On Tuesday, April 20th, 1999, Eric Harris and Dylan Klebold went on a shooting spree at Columbine High School. When silence overtook the echo of the last shot fired, 13 innocent victims had been slaughtered; 21 others were injured. Spring forward to April 16, 2007. Seung-Hui Cho armed himself as if planning to invade North Korea. However, his enemies were the unarmed non-combatant students of Virginia Tech. In the aftermath of Cho’s cowardly and sickening act of reprehensible brutality, 32 victims lay slain, another 25 were injured. Ostensibly, the same magic that teleports debit cards and car keys could have also been sufficient to cause the weapons of any of the mentioned assailants to misfire or jam. Such intervention may have been all that was necessary to give some potential hero the chance to subdue one of these terrorists before they were able to extinguish so many irreplaceable flames of human life. But, curiously enough, such intervention from divine mercy was withheld when it was most desperately needed.
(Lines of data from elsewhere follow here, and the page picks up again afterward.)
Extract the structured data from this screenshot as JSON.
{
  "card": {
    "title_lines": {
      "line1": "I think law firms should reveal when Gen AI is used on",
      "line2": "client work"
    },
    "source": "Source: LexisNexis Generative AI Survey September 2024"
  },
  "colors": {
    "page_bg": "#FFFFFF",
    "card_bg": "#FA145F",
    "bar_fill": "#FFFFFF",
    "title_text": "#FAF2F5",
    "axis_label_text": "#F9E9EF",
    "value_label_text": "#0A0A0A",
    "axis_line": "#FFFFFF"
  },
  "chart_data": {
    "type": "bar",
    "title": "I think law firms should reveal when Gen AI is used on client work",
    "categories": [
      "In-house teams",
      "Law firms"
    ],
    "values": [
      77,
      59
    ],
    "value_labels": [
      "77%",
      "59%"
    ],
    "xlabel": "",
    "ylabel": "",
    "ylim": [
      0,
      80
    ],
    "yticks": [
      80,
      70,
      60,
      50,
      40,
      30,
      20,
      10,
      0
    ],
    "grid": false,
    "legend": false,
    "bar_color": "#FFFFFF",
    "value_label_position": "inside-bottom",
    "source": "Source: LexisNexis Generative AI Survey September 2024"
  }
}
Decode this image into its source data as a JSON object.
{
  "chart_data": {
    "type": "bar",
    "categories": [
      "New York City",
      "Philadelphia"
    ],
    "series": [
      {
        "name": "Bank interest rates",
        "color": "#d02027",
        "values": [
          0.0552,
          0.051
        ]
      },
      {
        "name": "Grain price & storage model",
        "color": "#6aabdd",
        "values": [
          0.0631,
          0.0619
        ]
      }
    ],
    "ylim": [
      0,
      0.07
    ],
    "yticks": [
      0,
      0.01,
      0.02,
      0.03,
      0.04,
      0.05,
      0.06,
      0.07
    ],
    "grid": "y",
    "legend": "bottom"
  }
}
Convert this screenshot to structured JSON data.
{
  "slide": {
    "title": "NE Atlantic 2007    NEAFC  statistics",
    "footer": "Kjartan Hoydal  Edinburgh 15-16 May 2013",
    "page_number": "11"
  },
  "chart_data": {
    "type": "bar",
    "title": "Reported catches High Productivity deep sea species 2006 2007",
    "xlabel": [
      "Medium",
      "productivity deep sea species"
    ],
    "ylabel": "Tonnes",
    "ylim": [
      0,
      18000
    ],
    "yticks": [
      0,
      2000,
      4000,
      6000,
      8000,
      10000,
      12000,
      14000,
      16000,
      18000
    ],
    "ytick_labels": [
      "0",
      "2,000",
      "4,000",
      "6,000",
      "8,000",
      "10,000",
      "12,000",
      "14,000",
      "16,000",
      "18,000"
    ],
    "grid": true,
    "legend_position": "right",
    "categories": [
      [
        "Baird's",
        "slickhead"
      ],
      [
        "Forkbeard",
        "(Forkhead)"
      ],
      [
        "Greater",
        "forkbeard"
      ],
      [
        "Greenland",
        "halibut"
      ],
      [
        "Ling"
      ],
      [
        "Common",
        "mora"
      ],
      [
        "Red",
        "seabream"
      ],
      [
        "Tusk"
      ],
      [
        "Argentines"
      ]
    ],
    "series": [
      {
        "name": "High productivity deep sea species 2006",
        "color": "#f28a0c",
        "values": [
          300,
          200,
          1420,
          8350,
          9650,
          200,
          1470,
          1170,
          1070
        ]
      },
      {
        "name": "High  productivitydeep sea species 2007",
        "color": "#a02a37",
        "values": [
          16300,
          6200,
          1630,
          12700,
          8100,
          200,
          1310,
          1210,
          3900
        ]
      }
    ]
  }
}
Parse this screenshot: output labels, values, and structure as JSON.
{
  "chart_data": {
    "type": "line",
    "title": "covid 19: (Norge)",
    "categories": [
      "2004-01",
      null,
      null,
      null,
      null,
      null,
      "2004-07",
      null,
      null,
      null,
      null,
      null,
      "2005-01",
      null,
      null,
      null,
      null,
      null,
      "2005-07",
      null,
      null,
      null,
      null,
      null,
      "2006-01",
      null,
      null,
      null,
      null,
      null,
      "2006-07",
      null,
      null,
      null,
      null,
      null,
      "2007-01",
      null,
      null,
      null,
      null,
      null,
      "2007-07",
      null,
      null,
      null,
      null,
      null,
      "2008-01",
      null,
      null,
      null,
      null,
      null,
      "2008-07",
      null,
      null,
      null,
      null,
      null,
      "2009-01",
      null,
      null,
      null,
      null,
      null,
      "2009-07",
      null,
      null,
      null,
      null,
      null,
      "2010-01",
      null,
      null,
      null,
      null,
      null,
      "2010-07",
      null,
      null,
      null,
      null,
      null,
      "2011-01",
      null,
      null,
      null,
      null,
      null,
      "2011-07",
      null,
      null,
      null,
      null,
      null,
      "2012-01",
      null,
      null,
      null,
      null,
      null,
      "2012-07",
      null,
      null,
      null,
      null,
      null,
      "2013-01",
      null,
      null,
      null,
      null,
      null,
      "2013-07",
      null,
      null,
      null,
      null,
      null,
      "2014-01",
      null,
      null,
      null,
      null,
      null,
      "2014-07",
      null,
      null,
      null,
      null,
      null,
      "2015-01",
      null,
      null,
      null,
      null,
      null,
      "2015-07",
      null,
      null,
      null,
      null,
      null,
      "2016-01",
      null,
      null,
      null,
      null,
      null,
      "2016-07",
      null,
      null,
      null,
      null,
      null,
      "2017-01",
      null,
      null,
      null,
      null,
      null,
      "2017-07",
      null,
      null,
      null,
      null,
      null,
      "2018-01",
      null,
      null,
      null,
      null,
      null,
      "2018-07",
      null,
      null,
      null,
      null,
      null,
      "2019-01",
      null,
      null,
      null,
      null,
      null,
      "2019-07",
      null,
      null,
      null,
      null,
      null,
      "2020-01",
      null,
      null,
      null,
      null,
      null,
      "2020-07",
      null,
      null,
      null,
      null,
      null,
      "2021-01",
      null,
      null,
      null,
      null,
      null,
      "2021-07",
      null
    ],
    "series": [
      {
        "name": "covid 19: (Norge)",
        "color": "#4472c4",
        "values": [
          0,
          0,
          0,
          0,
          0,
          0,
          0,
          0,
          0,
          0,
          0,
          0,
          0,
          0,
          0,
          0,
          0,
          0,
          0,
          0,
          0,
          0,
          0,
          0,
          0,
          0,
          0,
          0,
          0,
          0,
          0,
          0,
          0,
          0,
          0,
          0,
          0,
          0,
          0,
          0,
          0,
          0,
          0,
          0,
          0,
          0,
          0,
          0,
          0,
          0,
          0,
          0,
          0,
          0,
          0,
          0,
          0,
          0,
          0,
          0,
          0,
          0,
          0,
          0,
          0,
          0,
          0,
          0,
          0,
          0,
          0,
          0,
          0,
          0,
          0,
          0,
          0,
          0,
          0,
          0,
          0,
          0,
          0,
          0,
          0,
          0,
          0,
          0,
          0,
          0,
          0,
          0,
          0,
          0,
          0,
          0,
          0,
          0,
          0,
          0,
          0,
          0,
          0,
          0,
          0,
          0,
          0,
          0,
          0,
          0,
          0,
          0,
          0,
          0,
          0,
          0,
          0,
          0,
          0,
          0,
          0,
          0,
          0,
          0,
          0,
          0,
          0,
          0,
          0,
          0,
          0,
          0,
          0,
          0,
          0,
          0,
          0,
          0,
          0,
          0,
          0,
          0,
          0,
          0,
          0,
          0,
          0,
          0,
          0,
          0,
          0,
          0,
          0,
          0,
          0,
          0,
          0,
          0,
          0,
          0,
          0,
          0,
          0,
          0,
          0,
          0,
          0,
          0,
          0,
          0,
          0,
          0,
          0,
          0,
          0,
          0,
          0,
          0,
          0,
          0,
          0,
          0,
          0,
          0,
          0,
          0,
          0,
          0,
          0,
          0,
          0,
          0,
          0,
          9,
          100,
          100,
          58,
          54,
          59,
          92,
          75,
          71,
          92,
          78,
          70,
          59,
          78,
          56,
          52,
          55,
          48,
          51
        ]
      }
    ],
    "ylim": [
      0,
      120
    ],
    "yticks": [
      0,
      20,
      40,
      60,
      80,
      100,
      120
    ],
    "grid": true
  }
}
On Sunday, December 26, 2004, an undersea megathrust earthquake occurred in the Indian Ocean. The resulting tsunami inflicted catastrophic damage along the coasts of the bordering countries. The world watched in sober silence as the death toll soared into the six figure range; approximately 230,000 perished. In an eerie case of déjà vu, Japan would suffer a similar disaster in 2011. On March 11th, another undersea megathrust earthquake registering a magnitude of 9.0 shook the Pacific coast of Japan. More than 15,000 lives were lost. One must concede that the existence of miracles would allow for the natural order to be superseded. If such is the case, then it would have been entirely possible for Jesus to have altered the movement of the tectonic plates that caused these mentioned natural disasters. Regrettably, he did no such thing.
Here I have only presented a couple of examples of both the violence born from human malice and the tragedy spawned by uncontrollable natural disasters. Any of you could easily produce countless similar examples of such calamity. Simple study of statistics on the number of annual childhood deaths is heartbreaking. Though I am convinced that constant obsessive deliberation and focus on such matters will inevitably lead to depression, an occasional dose of reality’s cold indifference and cruelty is necessary to preclude susceptibility to fanciful delusion. While the rest of their fellow men and women endure such pain, what arrogance and narcissism must possess the faithful to claim miraculous intervention to their benefit in such trivial matters? Such perceptions of reality are only possible when one examines the data with a confirmation bias. “God is always on time!” Right, except for when he isn’t. Why is it not clear that this conclusion can only be reached by selective consideration of the evidence?
This world may be full of suffering and evil, but take heart, dear one! Jesus will find your car keys for you.